Back when I was in high school I had it so good.
(Me back in high school)
I could eat anything that I wanted at any time and it wouldn’t matter because I would not gain a single pound. I was a cheerleader my whole life. We had practice every day and if it wasn’t practice it would be a tumbling class or a competition. No matter what, I was always burning those calories. After high school, I went straight to college for Nursing. I never believed I would fall victim to freshmen 15 only because I was only commuting. I was so wrong. I was eating more and more each day. Food court food, drive through food, you name it. Anything I could get my hands on, mostly because I never had time to always go home and eat. I tried going to the gym but I had no motivation at ALL. Since I was depressed I didn’t even care. Years pass and I was still eating junk and being lazy. I didn’t have a problem with it until I went to Mexico last year. I went into panic mode. I had to get skinny before I went. I was finally eating clean and working out but this lasted about 2 weeks until I decided I didn’t care anymore. I figured I should love myself for who I am right? That’s what I did.

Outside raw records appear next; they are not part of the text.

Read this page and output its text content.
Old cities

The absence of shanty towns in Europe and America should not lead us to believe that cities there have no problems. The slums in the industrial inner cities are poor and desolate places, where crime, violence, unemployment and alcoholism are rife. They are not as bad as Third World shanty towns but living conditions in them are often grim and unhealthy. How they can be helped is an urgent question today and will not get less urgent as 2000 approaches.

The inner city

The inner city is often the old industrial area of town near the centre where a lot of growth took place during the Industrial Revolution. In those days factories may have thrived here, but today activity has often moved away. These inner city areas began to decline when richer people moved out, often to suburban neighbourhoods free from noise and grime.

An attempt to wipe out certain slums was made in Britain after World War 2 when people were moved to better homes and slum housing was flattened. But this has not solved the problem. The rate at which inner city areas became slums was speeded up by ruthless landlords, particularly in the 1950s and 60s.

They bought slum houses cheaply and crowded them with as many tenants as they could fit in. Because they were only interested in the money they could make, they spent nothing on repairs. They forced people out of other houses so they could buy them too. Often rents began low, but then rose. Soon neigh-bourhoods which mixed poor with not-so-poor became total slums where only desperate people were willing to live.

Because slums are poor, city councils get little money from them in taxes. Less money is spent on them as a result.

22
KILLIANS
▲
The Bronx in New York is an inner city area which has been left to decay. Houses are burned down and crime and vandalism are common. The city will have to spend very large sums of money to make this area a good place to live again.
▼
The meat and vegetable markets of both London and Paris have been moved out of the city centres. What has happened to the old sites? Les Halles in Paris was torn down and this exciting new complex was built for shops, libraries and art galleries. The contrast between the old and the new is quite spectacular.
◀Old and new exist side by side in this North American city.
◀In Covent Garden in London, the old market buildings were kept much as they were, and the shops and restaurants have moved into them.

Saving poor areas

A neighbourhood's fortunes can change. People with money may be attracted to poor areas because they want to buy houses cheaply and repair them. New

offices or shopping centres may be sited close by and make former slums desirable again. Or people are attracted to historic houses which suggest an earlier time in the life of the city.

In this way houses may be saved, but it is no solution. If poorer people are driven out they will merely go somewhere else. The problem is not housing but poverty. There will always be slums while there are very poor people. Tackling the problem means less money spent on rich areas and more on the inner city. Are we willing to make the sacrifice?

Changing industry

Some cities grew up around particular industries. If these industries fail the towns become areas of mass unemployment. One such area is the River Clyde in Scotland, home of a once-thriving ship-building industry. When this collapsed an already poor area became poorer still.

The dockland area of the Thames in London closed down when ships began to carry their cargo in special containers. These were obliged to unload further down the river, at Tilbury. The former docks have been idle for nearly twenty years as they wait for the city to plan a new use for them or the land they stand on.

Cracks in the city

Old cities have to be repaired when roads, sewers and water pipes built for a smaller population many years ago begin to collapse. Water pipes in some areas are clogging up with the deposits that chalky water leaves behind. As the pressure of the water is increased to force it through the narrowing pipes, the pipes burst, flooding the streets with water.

(Me happy and unbothered in Mexico)
I was actually happy with myself for a while. I was rocking bikinis and tight clothes. That all changed when someone messaged me saying “someone’s getting thick”. Someone even asked me if I was pregnant. I immediately fell into my old ways and depression again. I started taking pictures where no one could see my belly, looser clothing, or just dressing bummy all the time so no one can see my curves. I took the word thick as me getting fat. More and more people started calling me thick and I was absolutely disgusted with my self but of course, I didn’t say anything because I didn’t know how. I had thoughts of what it would be like if I would just be anorexic or starve myself but I never actually did it. Instead, I started working out and using Tammy Hembrow as my inspiration.
(My inspiration – Tammy Hembrow ❤️)
My best friend was so worried about me one day because she saw I didn’t like one of Tammy’s pictures. That show you know I love the girl. Ever since I started working out and eating cleaner I feel so much better about myself and I can actually look in the mirror without automatically wanting to cry.